Cloppenburg - „Es ist beeindruckend, dass so viele junge Leute sich auf den Beruf einer Altenpflegerin einlassen und mit so viel Engagement und mit solcher Herzenswärme arbeiten“, lobte die Schulleiterin der Altenpflegeschule des St.-Pius-Stifts, Margret Abu-Ghazaleh. Sie seien in einem Bereich tätig, der in der Gesellschaft keine Lobby habe. Derzeit absolvieren 88 Altenpflegeschüler ihre Ausbildung an der Schule. In dieser Woche feierten sie unter dem Motto „Bad taste“ ihr Schulfest.
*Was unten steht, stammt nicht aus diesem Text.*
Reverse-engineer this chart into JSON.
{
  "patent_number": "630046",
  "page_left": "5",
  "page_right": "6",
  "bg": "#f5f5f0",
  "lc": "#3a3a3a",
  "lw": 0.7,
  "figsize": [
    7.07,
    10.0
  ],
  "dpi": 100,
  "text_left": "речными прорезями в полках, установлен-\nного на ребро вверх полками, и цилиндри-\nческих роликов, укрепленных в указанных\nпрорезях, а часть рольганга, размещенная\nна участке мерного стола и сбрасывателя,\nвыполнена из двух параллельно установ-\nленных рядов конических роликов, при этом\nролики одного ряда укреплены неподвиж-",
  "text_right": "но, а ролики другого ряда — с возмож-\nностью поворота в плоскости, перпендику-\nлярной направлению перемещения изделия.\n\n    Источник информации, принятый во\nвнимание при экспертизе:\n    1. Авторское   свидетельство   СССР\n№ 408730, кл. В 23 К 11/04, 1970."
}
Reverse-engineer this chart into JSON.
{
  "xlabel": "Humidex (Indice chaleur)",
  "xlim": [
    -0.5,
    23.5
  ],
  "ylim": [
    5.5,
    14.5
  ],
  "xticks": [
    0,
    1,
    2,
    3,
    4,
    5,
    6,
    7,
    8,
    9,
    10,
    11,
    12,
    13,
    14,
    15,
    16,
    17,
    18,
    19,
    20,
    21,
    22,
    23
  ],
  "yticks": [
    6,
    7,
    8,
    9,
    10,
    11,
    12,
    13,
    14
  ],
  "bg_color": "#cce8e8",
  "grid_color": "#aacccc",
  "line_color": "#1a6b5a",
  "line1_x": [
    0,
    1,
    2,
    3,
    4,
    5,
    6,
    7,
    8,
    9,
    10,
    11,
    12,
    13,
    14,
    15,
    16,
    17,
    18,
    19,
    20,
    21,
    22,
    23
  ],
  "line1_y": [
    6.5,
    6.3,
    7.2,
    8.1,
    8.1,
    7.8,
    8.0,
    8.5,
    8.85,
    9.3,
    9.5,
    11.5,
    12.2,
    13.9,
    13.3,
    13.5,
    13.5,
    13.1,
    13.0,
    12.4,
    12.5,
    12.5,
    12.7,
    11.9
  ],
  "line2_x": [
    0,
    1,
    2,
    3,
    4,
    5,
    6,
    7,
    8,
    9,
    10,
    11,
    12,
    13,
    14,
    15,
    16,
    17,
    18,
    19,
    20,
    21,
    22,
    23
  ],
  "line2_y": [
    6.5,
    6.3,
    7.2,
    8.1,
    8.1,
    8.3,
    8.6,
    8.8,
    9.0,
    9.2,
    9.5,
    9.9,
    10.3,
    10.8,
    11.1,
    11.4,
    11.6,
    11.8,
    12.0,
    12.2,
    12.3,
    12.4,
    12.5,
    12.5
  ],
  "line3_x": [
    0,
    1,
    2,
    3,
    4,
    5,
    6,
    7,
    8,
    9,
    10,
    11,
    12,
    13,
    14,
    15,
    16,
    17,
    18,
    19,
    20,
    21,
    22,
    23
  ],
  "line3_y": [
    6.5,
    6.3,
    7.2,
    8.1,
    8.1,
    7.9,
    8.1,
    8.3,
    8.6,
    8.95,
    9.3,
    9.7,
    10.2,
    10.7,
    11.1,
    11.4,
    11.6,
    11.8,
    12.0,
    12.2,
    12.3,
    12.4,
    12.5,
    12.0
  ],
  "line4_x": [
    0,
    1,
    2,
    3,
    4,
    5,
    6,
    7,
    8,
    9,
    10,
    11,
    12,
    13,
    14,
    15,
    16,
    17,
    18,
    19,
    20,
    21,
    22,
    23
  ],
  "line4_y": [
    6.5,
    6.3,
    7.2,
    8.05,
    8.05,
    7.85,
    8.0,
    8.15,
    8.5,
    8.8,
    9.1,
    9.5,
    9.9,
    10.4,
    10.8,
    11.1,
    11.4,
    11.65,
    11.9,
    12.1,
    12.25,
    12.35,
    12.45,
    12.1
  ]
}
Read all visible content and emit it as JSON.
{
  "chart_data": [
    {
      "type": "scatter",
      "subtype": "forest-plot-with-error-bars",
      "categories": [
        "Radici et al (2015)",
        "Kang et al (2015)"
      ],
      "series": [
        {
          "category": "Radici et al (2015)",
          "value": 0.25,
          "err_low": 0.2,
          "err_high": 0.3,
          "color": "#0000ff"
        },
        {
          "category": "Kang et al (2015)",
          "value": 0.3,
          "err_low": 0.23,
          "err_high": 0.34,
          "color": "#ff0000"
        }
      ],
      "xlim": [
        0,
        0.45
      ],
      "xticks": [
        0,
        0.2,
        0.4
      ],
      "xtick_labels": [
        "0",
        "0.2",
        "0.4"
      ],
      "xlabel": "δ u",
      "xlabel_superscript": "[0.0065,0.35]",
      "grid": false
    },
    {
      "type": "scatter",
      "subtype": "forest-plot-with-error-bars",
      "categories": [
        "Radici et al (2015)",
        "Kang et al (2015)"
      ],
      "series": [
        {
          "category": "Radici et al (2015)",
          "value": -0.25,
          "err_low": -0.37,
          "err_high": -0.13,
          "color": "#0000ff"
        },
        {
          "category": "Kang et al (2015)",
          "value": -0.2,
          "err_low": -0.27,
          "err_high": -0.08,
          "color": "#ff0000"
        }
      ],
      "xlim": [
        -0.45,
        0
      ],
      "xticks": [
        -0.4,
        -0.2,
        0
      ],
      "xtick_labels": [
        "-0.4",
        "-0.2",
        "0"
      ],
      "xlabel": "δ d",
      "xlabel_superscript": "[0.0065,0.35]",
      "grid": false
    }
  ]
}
Nicht nur die Schüler, auch die Lehrer erschienen in schrillen Outfits im Haus „Maria Einkehr“ in Bethen. Organisiert vom Mittelkurs standen verschiedene Spiele auf dem Programm. Die angehenden Altenpfleger versuchten sich auch im Spontantheater. Ein Menschenmemory sollte das Kennenlernen der verschiedenen Kurse – am 1. August haben 30 neue Altenpflegeschüler ihren Dienst angetreten – fördern. Darüber hinaus hatten die Schüler auch eine Präsentation über ihre Lehrer vorbereitet, in der die kleinen Eigenarten der Pädagogen humorvoll herausgestellt wurden. Zum Mittagessen gab es dann Gegrilltes vom Holzkohlengrill.
„Das erste Jahr war anstrengend“, erzählt der gelernte Informatiker Philipp Göwert, der als Zivildienstleistender die Liebe zu seinem jetzigen Beruf entdeckt hat. „Aber ich arbeite gern in der Pflege, auch wenn es manchmal hart ist.“ Wie an Heiligabend, als im Altenheim eine ihm gut bekannte Bewohnerin gestorben ist. „Die Enkelin war bei mir im Kurs.“
Christine Seling lernte über ihre Mutter die Arbeit im Altenheim kennen. Besonders gefreut hat sich die Harener Abiturientin, als sie zu ihrem Geburtstag eine Karte von einer Bewohnerin eines Heimes erhielt, in dem sie nur ein Praktikum gemacht hatte.
Sechs dreimonatige Praktika haben die angehenden Altenpfleger zu absolvieren, wobei das erste und das letzte in demjenigen Altenheim stattfindet, in dem sie angestellt sind. Vier Praktika sind bei Kooperationspartnern – die Cloppenburger Altenpflegeschule hat davon 22 – zu absolvieren. Christine Seling und Philipp Göwert fanden es schwer, von zu Hause auszuziehen und in Oldenburg, Friesoythe oder Haren an der Ems zu wohnen, auf sich allein gestellt zu sein, um im dortigen Heim das Praktikum zu machen.
Zwischen den Praktika laufen Theorieblöcke. In den ersten drei Monaten zum Berufsanfang werden die Grundlagen der beruflichen Arbeit gelegt. In den Praktika haben die Schüler die Möglichkeit, die theoretischen Dinge in die Praxis umzusetzen und Erfahrungen mit Hilfe der betreuenden Praxisanleiter und bei Hospitationen zu sammeln.
„Es ist einfach toll mitzuerleben, wie aus den jungen Schülern in der Ausbildung oftmals richtige Persönlichkeiten werden, Für mich gibt es keinen schöneren Beruf, als diese jungen Leute bei ihrer Ausbildung zu begleiten“, begeistert sich Schulleiterin Abu-Ghazaleh. „Ich habe einen tollen Beruf gefunden. Er füllt mich aus und macht mir Spaß“, freut sich auch die Molbergerin Maria Minich, die wie Christine und Philipp zu den Organisatoren dieses Schulfestes gehörte.